Hier zijn 10 vormen van camouflage:
- Schutkleur is de meest voorkomende vorm van camouflage. Dieren hebben kleuren en patronen die overeenkomen met hun omgeving, waardoor ze moeilijk te zien zijn voor roofdieren of prooien. Voorbeelden zijn de bruine kleur van een hert, de groene kleur van een hagedis, of de gecamoufleerde vlinders.
- Vormvervaging is een vorm van camouflage waarbij de vorm van een dier wordt vervormd om het moeilijker te herkennen. Voorbeelden zijn de vlekken op een jaguar, de stekels van een egel, of de stengels van een wandelende tak.
- Schaduwwerking is een vorm van camouflage waarbij schaduwen worden gebruikt om de contouren van een dier te verbergen. Voorbeelden zijn de donkere vlekken op een pauw, de donkere strepen op een tijger, of de donkere plekken op een vis.
- Nabootsing is een vorm van camouflage waarbij een dier een ander object of wezen nabootst. Voorbeelden zijn de bloemvlinders, die bloemen nabootsen om roofdieren te ontmoedigen, of de kogelvissen, die koraal nabootsen om in hun omgeving te kunnen leven.
Hier zijn nog enkele andere vormen van camouflage:
- Dazzle-camouflage is een vorm van camouflage die wordt gebruikt om een object te verwarren en moeilijk te herkennen. Het wordt vaak gebruikt in de marine om schepen te camoufleren.

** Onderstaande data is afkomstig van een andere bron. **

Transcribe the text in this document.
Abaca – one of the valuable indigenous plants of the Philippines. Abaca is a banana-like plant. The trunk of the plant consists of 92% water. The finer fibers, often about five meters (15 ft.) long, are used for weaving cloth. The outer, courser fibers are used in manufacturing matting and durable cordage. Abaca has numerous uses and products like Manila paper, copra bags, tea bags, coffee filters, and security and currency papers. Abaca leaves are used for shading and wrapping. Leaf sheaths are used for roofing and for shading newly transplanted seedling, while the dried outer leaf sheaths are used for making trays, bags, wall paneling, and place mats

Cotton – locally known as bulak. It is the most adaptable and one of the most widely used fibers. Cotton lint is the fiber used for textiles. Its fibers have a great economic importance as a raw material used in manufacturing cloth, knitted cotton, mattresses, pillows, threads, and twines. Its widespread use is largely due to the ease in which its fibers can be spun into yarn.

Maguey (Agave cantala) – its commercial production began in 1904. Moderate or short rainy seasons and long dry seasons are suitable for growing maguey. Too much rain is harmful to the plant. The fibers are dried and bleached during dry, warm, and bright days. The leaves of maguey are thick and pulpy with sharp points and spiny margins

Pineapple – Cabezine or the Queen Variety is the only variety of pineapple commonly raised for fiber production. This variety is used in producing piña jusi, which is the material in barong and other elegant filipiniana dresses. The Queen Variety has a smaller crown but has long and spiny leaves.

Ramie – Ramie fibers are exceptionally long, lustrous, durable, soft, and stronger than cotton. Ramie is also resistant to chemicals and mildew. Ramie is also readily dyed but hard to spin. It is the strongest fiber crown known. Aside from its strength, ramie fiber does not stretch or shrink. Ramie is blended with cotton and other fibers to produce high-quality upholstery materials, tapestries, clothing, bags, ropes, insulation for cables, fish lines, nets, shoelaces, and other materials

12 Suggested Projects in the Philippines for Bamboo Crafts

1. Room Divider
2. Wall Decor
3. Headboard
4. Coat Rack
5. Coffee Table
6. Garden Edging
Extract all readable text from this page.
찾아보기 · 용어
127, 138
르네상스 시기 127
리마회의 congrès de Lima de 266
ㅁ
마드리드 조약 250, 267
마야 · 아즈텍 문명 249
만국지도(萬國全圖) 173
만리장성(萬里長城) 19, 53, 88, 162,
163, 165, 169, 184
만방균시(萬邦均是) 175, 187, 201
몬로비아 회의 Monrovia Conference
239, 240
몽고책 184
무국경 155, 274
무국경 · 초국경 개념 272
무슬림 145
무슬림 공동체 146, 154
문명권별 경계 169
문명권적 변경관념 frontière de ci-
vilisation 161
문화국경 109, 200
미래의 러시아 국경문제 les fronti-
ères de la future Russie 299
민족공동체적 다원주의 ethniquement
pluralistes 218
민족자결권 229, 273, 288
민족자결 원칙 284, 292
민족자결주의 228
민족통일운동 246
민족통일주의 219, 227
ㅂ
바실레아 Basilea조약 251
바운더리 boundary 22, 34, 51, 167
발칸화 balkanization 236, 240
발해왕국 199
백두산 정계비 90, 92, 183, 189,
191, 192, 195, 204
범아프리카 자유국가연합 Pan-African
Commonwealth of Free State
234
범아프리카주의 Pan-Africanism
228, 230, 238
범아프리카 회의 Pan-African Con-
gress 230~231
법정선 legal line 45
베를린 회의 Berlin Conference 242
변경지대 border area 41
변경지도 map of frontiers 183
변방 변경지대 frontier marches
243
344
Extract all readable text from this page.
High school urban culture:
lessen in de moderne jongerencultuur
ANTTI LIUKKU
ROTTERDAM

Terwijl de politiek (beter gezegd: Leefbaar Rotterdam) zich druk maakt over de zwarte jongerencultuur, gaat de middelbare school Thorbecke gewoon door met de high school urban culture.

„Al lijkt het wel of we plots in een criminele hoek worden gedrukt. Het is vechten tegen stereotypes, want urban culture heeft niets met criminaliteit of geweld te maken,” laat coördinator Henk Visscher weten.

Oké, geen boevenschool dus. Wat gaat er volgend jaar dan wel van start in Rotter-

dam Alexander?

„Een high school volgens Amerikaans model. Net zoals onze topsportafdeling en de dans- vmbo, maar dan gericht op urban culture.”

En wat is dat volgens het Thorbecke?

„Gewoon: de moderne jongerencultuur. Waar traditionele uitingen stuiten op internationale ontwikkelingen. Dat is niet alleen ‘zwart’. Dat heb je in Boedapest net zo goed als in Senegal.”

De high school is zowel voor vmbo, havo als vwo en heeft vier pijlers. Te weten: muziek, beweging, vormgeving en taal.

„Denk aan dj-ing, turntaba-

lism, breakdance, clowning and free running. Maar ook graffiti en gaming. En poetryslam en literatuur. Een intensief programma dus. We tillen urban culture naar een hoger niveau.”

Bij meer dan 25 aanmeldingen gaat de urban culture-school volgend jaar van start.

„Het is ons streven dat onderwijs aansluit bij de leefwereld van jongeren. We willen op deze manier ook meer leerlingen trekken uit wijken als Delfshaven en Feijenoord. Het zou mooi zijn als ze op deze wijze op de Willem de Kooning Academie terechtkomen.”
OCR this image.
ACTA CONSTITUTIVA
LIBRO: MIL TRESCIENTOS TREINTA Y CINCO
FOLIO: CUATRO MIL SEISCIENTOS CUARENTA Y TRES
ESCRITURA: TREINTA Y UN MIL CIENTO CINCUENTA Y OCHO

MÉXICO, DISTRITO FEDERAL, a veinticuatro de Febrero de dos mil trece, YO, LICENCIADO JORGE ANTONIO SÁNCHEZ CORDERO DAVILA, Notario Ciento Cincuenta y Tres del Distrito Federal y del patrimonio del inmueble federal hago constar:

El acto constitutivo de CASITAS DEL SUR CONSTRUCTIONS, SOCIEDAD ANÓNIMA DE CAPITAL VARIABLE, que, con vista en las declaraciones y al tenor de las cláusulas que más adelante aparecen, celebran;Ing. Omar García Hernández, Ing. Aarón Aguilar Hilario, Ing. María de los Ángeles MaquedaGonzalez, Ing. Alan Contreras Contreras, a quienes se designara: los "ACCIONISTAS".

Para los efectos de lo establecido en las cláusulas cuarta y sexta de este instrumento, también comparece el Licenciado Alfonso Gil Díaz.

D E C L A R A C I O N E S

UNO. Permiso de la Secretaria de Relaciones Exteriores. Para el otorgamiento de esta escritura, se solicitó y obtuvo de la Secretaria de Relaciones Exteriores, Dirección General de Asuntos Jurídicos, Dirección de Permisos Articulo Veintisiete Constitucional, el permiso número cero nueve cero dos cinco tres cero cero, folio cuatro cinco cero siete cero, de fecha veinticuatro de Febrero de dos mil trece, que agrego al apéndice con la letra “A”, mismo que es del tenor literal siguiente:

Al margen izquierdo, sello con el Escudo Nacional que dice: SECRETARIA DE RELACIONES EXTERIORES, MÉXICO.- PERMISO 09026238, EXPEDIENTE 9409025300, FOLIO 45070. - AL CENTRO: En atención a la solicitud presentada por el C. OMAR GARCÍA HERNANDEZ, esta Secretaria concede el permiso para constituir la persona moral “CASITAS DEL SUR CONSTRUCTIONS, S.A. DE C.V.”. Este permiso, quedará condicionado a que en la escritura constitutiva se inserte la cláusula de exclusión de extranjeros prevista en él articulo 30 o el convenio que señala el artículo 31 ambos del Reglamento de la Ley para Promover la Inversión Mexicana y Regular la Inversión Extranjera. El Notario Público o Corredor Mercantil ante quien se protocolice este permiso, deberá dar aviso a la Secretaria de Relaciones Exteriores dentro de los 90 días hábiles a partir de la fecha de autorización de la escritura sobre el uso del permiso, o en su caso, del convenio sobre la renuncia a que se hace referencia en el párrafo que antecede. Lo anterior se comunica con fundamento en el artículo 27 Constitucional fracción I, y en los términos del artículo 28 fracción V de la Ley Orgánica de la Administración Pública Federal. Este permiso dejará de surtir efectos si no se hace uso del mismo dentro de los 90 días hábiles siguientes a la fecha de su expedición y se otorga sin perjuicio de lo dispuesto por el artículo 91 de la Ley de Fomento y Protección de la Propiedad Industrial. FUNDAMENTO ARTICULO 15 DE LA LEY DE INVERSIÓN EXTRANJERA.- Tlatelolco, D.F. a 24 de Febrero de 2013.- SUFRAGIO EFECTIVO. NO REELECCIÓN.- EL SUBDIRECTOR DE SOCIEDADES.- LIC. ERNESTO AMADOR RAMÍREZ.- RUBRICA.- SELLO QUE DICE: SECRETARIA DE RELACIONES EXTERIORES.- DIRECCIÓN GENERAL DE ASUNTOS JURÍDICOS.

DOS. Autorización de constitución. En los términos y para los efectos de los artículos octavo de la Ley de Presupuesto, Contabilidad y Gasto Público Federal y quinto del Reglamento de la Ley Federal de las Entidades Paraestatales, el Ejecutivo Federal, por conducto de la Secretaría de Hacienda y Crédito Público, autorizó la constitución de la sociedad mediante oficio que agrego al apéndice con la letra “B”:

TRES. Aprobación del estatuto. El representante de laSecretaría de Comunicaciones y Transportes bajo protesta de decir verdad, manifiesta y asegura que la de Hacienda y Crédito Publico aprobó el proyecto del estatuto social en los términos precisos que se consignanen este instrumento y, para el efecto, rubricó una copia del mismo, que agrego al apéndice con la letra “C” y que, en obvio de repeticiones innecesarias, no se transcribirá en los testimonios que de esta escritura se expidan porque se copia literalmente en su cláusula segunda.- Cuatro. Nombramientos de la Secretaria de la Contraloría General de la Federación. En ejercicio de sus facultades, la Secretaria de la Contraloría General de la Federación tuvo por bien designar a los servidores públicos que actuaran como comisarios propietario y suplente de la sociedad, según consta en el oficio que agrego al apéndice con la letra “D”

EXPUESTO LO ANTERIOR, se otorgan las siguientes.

- Cryptic camouflage is een vorm van camouflage waarbij een object wordt gecamoufleerd door het te verbergen in zijn omgeving. Het wordt vaak gebruikt door insecten en andere kleine dieren.
- Disruptive coloration is een vorm van camouflage waarbij een object wordt gecamoufleerd door het patroon te verstoren. Het wordt vaak gebruikt door roofdieren om prooien te verwarren.
De vorm van camouflage die wordt gebruikt, hangt af van het dier of object dat wordt gecamoufleerd en de omgeving waarin het zich bevindt.